Experimental Snap Loading of Synthetic Ropes

C.M. Hennessey, N.J. Pearson, and R.H. Plaut

The Charles E. Via, Jr. Department of Civil and Environmental Engineering, Virginia Polytechnic Institute and State University, Blacksburg, VA 24061-0105, USA

Received 25 February 2004; Revised 22 July 2004

Copyright © 2005 Hindawi Publishing Corporation. This is an open access article distributed under the Creative Commons Attribution License, which permits unrestricted use, distribution, and reproduction in any medium, provided the original work is properly cited.

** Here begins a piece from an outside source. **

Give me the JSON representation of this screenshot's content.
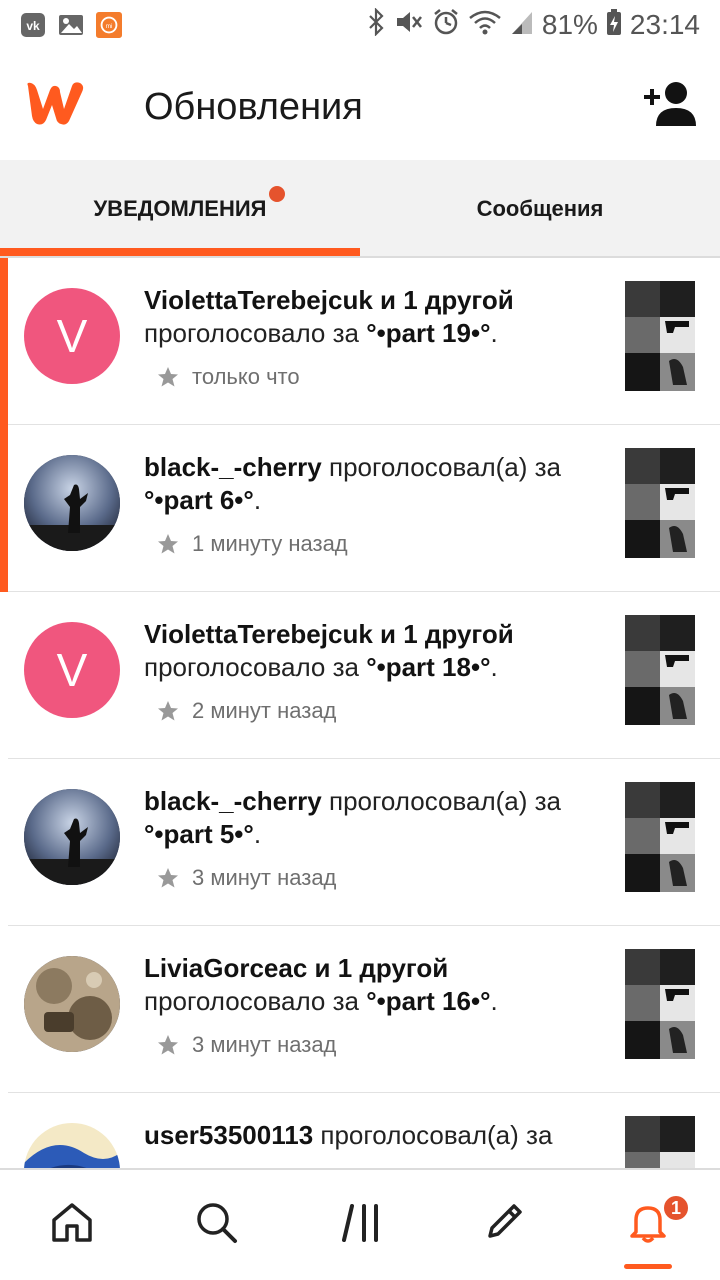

Large tensile forces, known as snap loads, can occur when a slack rope becomes taut. Such forces may damage the rope or masses connected to it. Experiments are described in which one end of a rope is attached to the top of a drop tower and the bottom end is attached to a weight. The weight is raised to a certain height and then released. The force at the top of the rope and the acceleration of the weight are recorded during the first snap load that occurs. Repeated drop tests are performed on each rope. The effects of the type of rope, drop height, drop weight, whether the rope has been subjected to static precycling, and the number of previous dynamic tests are examined. A mathematical model is proposed for the rope force as a function of the displacement and velocity of the weight.